SD: No. But I have, in my writing life, written a couple of letters to writers, accusing them of stealing my themes, characters, titles, dialog, plots, and trying to steal my style. I asked for half their royalties and the rights for the next 10 years to use their beautiful beach houses on the Cape and Martha’s Vineyard for one of the two prime summer months. They never replied. And I always thought I was a good persuasive letter writer.
HT: How do you maintain the line between fact and fiction?
SD: I don’t know how I maintain the line. Changing the names of the characters, for one thing. Sometimes, what I write—and I find myself doing this more and more—is pretty close. But just putting it on paper blurs the line.
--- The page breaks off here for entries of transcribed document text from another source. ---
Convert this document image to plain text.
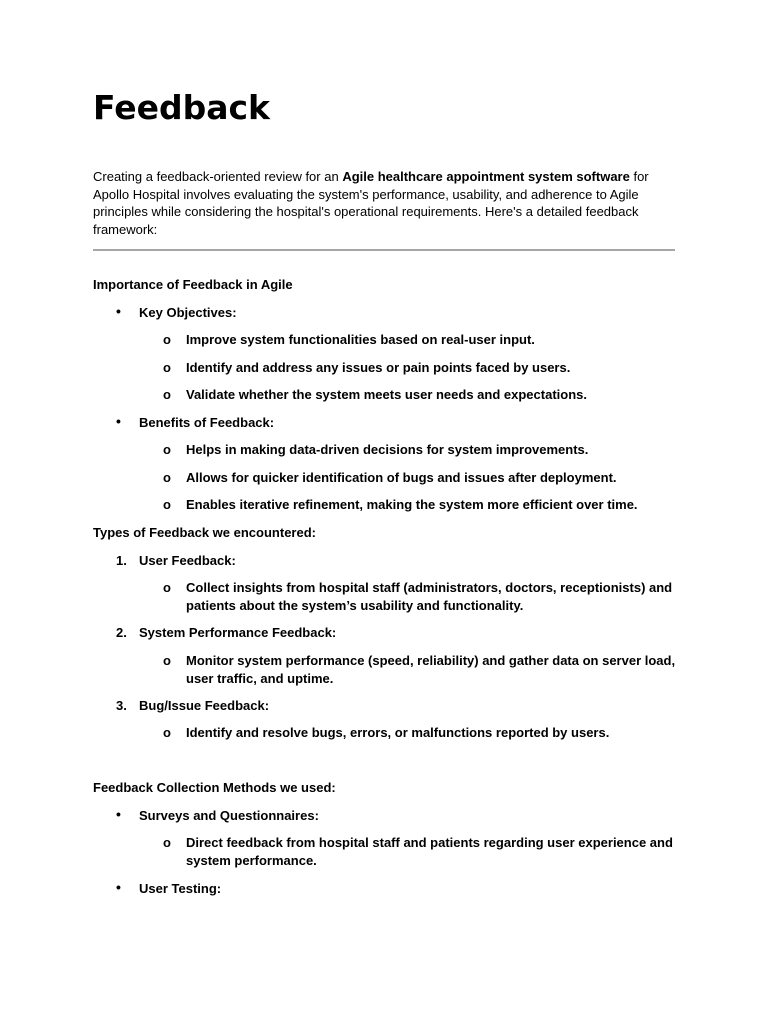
Feedback

Creating a feedback-oriented review for an Agile healthcare appointment system software for Apollo Hospital involves evaluating the system's performance, usability, and adherence to Agile principles while considering the hospital's operational requirements. Here's a detailed feedback framework:

Importance of Feedback in Agile
• Key Objectives:
o Improve system functionalities based on real-user input.
o Identify and address any issues or pain points faced by users.
o Validate whether the system meets user needs and expectations.
• Benefits of Feedback:
o Helps in making data-driven decisions for system improvements.
o Allows for quicker identification of bugs and issues after deployment.
o Enables iterative refinement, making the system more efficient over time.
Types of Feedback we encountered:
1. User Feedback:
o Collect insights from hospital staff (administrators, doctors, receptionists) and
patients about the system’s usability and functionality.
2. System Performance Feedback:
o Monitor system performance (speed, reliability) and gather data on server load,
user traffic, and uptime.
3. Bug/Issue Feedback:
o Identify and resolve bugs, errors, or malfunctions reported by users.
Feedback Collection Methods we used:
• Surveys and Questionnaires:
o Direct feedback from hospital staff and patients regarding user experience and
system performance.
• User Testing:
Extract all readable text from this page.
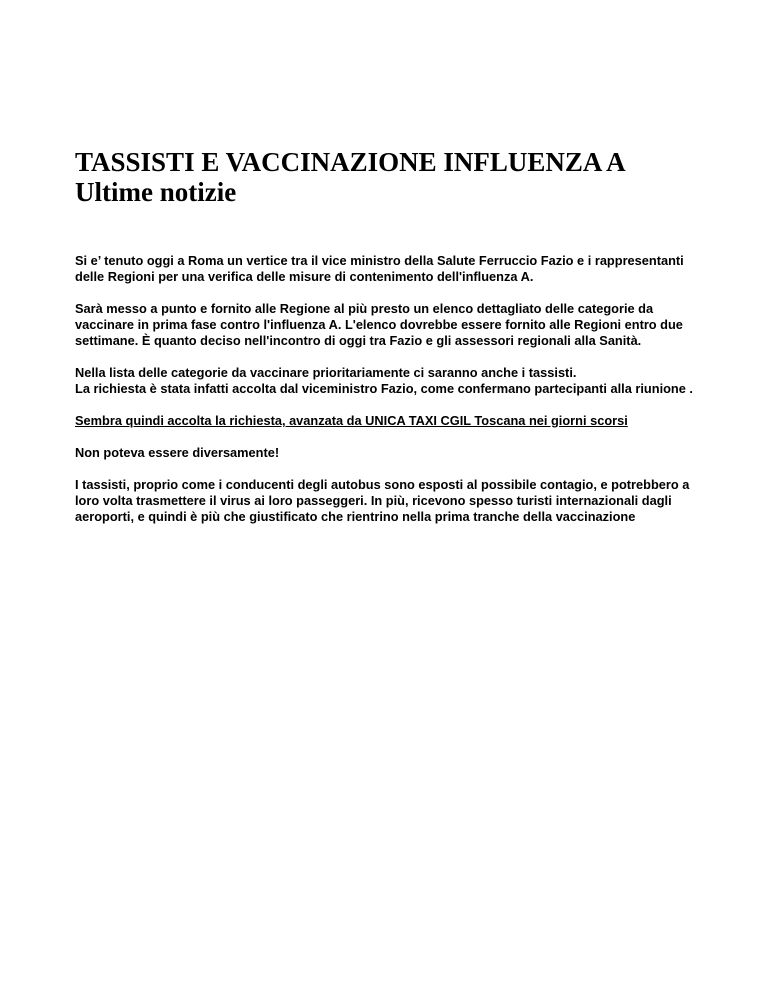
TASSISTI E VACCINAZIONE INFLUENZA A
Ultime notizie

Si e’ tenuto oggi a Roma un vertice tra il vice ministro della Salute Ferruccio Fazio e i rappresentanti delle Regioni per una verifica delle misure di contenimento dell'influenza A.

Sarà messo a punto e fornito alle Regione al più presto un elenco dettagliato delle categorie da vaccinare in prima fase contro l'influenza A. L'elenco dovrebbe essere fornito alle Regioni entro due settimane. È quanto deciso nell'incontro di oggi tra Fazio e gli assessori regionali alla Sanità.

Nella lista delle categorie da vaccinare prioritariamente ci saranno anche i tassisti.
La richiesta è stata infatti accolta dal viceministro Fazio, come confermano partecipanti alla riunione .

Sembra quindi accolta la richiesta, avanzata da UNICA TAXI CGIL Toscana nei giorni scorsi

Non poteva essere diversamente!

I tassisti, proprio come i conducenti degli autobus sono esposti al possibile contagio, e potrebbero a loro volta trasmettere il virus ai loro passeggeri. In più, ricevono spesso turisti internazionali dagli aeroporti, e quindi è più che giustificato che rientrino nella prima tranche della vaccinazione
And adding things that didn’t happen, that helps too.
HT: How long did it take you to complete this story?
SD: Let’s see, I have it right here. I started it on May 14, ‘02 and finished it on June 17, ‘02. This is true. I keep a record of when I started and ended something. I felt I needed one more section to END OF I., which is the third of the I. Trio. Something funny, something a bit different that took in some other aspect of the narrator’s life. That’s when I finished END OF I.—when I finished “Three Novels.” Now I have two sequels to I. Looking for a publisher: TWO (don’t tell my colleague) and END OF I.
HT: What is the best bit of advice about writing you have ever received?
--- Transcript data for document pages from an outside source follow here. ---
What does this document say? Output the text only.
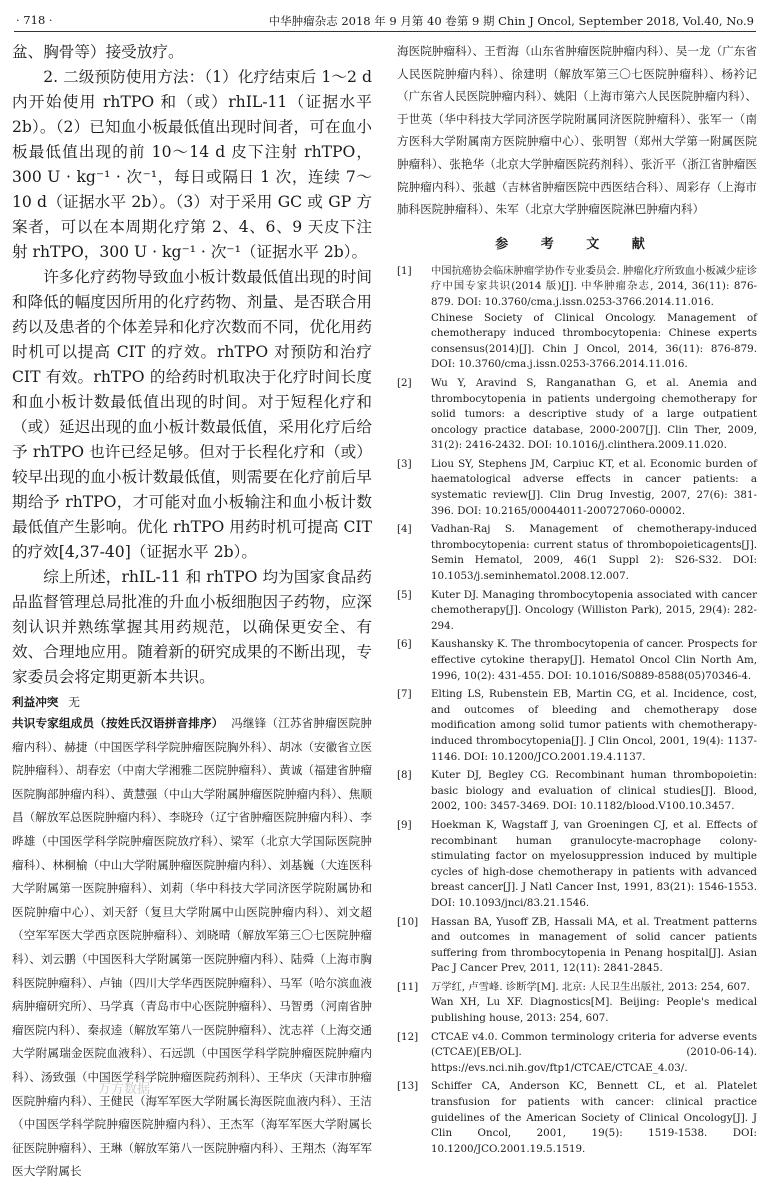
· 718 ·	中华肿瘤杂志 2018 年 9 月第 40 卷第 9 期 Chin J Oncol, September 2018, Vol.40, No.9

盆、胸骨等）接受放疗。

2. 二级预防使用方法：（1）化疗结束后 1～2 d 内开始使用 rhTPO 和（或）rhIL-11（证据水平 2b）。（2）已知血小板最低值出现时间者，可在血小板最低值出现的前 10～14 d 皮下注射 rhTPO，300 U · kg⁻¹ · 次⁻¹，每日或隔日 1 次，连续 7～10 d（证据水平 2b）。（3）对于采用 GC 或 GP 方案者，可以在本周期化疗第 2、4、6、9 天皮下注射 rhTPO，300 U · kg⁻¹ · 次⁻¹（证据水平 2b）。

许多化疗药物导致血小板计数最低值出现的时间和降低的幅度因所用的化疗药物、剂量、是否联合用药以及患者的个体差异和化疗次数而不同，优化用药时机可以提高 CIT 的疗效。rhTPO 对预防和治疗 CIT 有效。rhTPO 的给药时机取决于化疗时间长度和血小板计数最低值出现的时间。对于短程化疗和（或）延迟出现的血小板计数最低值，采用化疗后给予 rhTPO 也许已经足够。但对于长程化疗和（或）较早出现的血小板计数最低值，则需要在化疗前后早期给予 rhTPO，才可能对血小板输注和血小板计数最低值产生影响。优化 rhTPO 用药时机可提高 CIT 的疗效[4,37-40]（证据水平 2b）。

综上所述，rhIL-11 和 rhTPO 均为国家食品药品监督管理总局批准的升血小板细胞因子药物，应深刻认识并熟练掌握其用药规范，以确保更安全、有效、合理地应用。随着新的研究成果的不断出现，专家委员会将定期更新本共识。

利益冲突 无
共识专家组成员（按姓氏汉语拼音排序） 冯继锋（江苏省肿瘤医院肿瘤内科）、赫捷（中国医学科学院肿瘤医院胸外科）、胡冰（安徽省立医院肿瘤科）、胡春宏（中南大学湘雅二医院肿瘤科）、黄诚（福建省肿瘤医院胸部肿瘤内科）、黄慧强（中山大学附属肿瘤医院肿瘤内科）、焦顺昌（解放军总医院肿瘤内科）、李晓玲（辽宁省肿瘤医院肿瘤内科）、李晔雄（中国医学科学院肿瘤医院放疗科）、梁军（北京大学国际医院肿瘤科）、林桐榆（中山大学附属肿瘤医院肿瘤内科）、刘基巍（大连医科大学附属第一医院肿瘤科）、刘莉（华中科技大学同济医学院附属协和医院肿瘤中心）、刘天舒（复旦大学附属中山医院肿瘤内科）、刘文超（空军军医大学西京医院肿瘤科）、刘晓晴（解放军第三〇七医院肿瘤科）、刘云鹏（中国医科大学附属第一医院肿瘤内科）、陆舜（上海市胸科医院肿瘤科）、卢铀（四川大学华西医院肿瘤科）、马军（哈尔滨血液病肿瘤研究所）、马学真（青岛市中心医院肿瘤科）、马智勇（河南省肿瘤医院内科）、秦叔逵（解放军第八一医院肿瘤科）、沈志祥（上海交通大学附属瑞金医院血液科）、石远凯（中国医学科学院肿瘤医院肿瘤内科）、汤致强（中国医学科学院肿瘤医院药剂科）、王华庆（天津市肿瘤医院肿瘤内科）、王健民（海军军医大学附属长海医院血液内科）、王洁（中国医学科学院肿瘤医院肿瘤内科）、王杰军（海军军医大学附属长征医院肿瘤科）、王琳（解放军第八一医院肿瘤内科）、王翔杰（海军军医大学附属长
海医院肿瘤科）、王哲海（山东省肿瘤医院肿瘤内科）、吴一龙（广东省人民医院肿瘤内科）、徐建明（解放军第三〇七医院肿瘤科）、杨衿记（广东省人民医院肿瘤内科）、姚阳（上海市第六人民医院肿瘤内科）、于世英（华中科技大学同济医学院附属同济医院肿瘤科）、张军一（南方医科大学附属南方医院肿瘤中心）、张明智（郑州大学第一附属医院肿瘤科）、张艳华（北京大学肿瘤医院药剂科）、张沂平（浙江省肿瘤医院肿瘤内科）、张越（吉林省肿瘤医院中西医结合科）、周彩存（上海市肺科医院肿瘤科）、朱军（北京大学肿瘤医院淋巴肿瘤内科）
参 考 文 献
[1]	中国抗癌协会临床肿瘤学协作专业委员会. 肿瘤化疗所致血小板减少症诊疗中国专家共识(2014 版)[J]. 中华肿瘤杂志, 2014, 36(11): 876-879. DOI: 10.3760/cma.j.issn.0253-3766.2014.11.016.
Chinese Society of Clinical Oncology. Management of chemotherapy induced thrombocytopenia: Chinese experts consensus(2014)[J]. Chin J Oncol, 2014, 36(11): 876-879. DOI: 10.3760/cma.j.issn.0253-3766.2014.11.016.
[2]	Wu Y, Aravind S, Ranganathan G, et al. Anemia and thrombocytopenia in patients undergoing chemotherapy for solid tumors: a descriptive study of a large outpatient oncology practice database, 2000-2007[J]. Clin Ther, 2009, 31(2): 2416-2432. DOI: 10.1016/j.clinthera.2009.11.020.
[3]	Liou SY, Stephens JM, Carpiuc KT, et al. Economic burden of haematological adverse effects in cancer patients: a systematic review[J]. Clin Drug Investig, 2007, 27(6): 381-396. DOI: 10.2165/00044011-200727060-00002.
[4]	Vadhan-Raj S. Management of chemotherapy-induced thrombocytopenia: current status of thrombopoieticagents[J]. Semin Hematol, 2009, 46(1 Suppl 2): S26-S32. DOI: 10.1053/j.seminhematol.2008.12.007.
[5]	Kuter DJ. Managing thrombocytopenia associated with cancer chemotherapy[J]. Oncology (Williston Park), 2015, 29(4): 282-294.
[6]	Kaushansky K. The thrombocytopenia of cancer. Prospects for effective cytokine therapy[J]. Hematol Oncol Clin North Am, 1996, 10(2): 431-455. DOI: 10.1016/S0889-8588(05)70346-4.
[7]	Elting LS, Rubenstein EB, Martin CG, et al. Incidence, cost, and outcomes of bleeding and chemotherapy dose modification among solid tumor patients with chemotherapy-induced thrombocytopenia[J]. J Clin Oncol, 2001, 19(4): 1137-1146. DOI: 10.1200/JCO.2001.19.4.1137.
[8]	Kuter DJ, Begley CG. Recombinant human thrombopoietin: basic biology and evaluation of clinical studies[J]. Blood, 2002, 100: 3457-3469. DOI: 10.1182/blood.V100.10.3457.
[9]	Hoekman K, Wagstaff J, van Groeningen CJ, et al. Effects of recombinant human granulocyte-macrophage colony-stimulating factor on myelosuppression induced by multiple cycles of high-dose chemotherapy in patients with advanced breast cancer[J]. J Natl Cancer Inst, 1991, 83(21): 1546-1553. DOI: 10.1093/jnci/83.21.1546.
[10]	Hassan BA, Yusoff ZB, Hassali MA, et al. Treatment patterns and outcomes in management of solid cancer patients suffering from thrombocytopenia in Penang hospital[J]. Asian Pac J Cancer Prev, 2011, 12(11): 2841-2845.
[11]	万学红, 卢雪峰. 诊断学[M]. 北京: 人民卫生出版社, 2013: 254, 607.
Wan XH, Lu XF. Diagnostics[M]. Beijing: People's medical publishing house, 2013: 254, 607.
[12]	CTCAE v4.0. Common terminology criteria for adverse events (CTCAE)[EB/OL]. (2010-06-14). https://evs.nci.nih.gov/ftp1/CTCAE/CTCAE_4.03/.
[13]	Schiffer CA, Anderson KC, Bennett CL, et al. Platelet transfusion for patients with cancer: clinical practice guidelines of the American Society of Clinical Oncology[J]. J Clin Oncol, 2001, 19(5): 1519-1538. DOI: 10.1200/JCO.2001.19.5.1519.
万方数据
SD: What George Plimpton told me in a letter when, many years ago—I think it was 1966, and I’d sent him a story for a Paris Review contest and a novel for Paris Review Editions (its first incarnation): “You’re not a novelist and maybe you’re not a short story writer as well.” I won’t say this is good advice for every writer, but it sure got me to write even harder than I was. It got me going in a way that flattery or praise wouldn’t have: I knew I had to inure myself against all criticism of my work and just write what I wanted to write and take the consequences, and also to write better than I was doing.
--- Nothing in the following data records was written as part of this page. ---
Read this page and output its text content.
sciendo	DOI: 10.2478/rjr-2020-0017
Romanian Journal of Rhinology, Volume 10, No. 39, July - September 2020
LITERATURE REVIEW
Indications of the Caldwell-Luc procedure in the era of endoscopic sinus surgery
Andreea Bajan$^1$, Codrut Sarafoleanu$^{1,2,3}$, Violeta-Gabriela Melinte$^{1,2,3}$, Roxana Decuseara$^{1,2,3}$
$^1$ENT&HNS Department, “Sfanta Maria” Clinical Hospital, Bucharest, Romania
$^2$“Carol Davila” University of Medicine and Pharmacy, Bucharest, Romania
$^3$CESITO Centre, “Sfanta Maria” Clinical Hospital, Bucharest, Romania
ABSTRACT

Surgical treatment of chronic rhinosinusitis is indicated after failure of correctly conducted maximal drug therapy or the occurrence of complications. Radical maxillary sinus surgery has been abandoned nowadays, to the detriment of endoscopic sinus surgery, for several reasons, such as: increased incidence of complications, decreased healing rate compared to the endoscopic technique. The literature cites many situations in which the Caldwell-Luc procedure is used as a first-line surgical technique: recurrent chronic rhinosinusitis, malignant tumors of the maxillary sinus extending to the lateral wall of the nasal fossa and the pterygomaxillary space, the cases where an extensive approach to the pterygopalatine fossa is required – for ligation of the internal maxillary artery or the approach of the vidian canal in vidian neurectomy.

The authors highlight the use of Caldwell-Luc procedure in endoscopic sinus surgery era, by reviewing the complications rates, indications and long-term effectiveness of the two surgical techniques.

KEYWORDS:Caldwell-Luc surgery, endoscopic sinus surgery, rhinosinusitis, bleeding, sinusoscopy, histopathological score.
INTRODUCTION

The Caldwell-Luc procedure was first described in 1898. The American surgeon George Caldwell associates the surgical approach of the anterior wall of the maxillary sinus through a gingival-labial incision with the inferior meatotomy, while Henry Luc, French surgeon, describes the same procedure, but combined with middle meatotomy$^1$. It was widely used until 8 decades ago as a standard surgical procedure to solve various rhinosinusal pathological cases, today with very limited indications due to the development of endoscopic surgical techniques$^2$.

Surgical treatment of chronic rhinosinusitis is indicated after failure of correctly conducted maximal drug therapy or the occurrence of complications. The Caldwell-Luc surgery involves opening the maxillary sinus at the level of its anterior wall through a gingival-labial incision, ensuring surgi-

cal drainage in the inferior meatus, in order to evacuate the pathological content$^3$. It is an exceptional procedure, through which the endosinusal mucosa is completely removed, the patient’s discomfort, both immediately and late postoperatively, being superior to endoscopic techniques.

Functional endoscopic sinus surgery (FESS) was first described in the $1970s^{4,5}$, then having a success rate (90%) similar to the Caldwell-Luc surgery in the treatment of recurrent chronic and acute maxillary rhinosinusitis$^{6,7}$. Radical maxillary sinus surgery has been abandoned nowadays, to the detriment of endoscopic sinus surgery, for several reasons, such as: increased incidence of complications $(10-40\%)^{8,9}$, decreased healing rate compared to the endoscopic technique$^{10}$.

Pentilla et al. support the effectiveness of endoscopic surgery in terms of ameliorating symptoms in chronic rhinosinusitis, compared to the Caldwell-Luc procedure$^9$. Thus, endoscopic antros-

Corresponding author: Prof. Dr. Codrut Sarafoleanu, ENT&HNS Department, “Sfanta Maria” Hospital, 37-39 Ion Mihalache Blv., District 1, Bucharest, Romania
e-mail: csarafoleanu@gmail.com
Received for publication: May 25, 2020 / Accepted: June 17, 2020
HT: What are you working on now?
SD: A new novel called PHONE RINGS. I started it in June, when I wrote the entire first draft, something I never do: I usually write from section to section, completing a 1st draft of one, then the completed manuscript of that section. I wrote the first draft in 3 months, around 200 pages. Now I’m working on the final draft. I’m on p. 148 and it’s going as well as any book—novel—I’ve ever written. I’m totally immersed in it, can’t think of doing anything except getting to it every day. But since I have to get to other things-the work that pays, for instance, plus family chores—I get to PHONE RINGS as often as I can, and every day, but not for as long as I’d like. It’ll end up being about 600 pp and as good as anything I’ve done.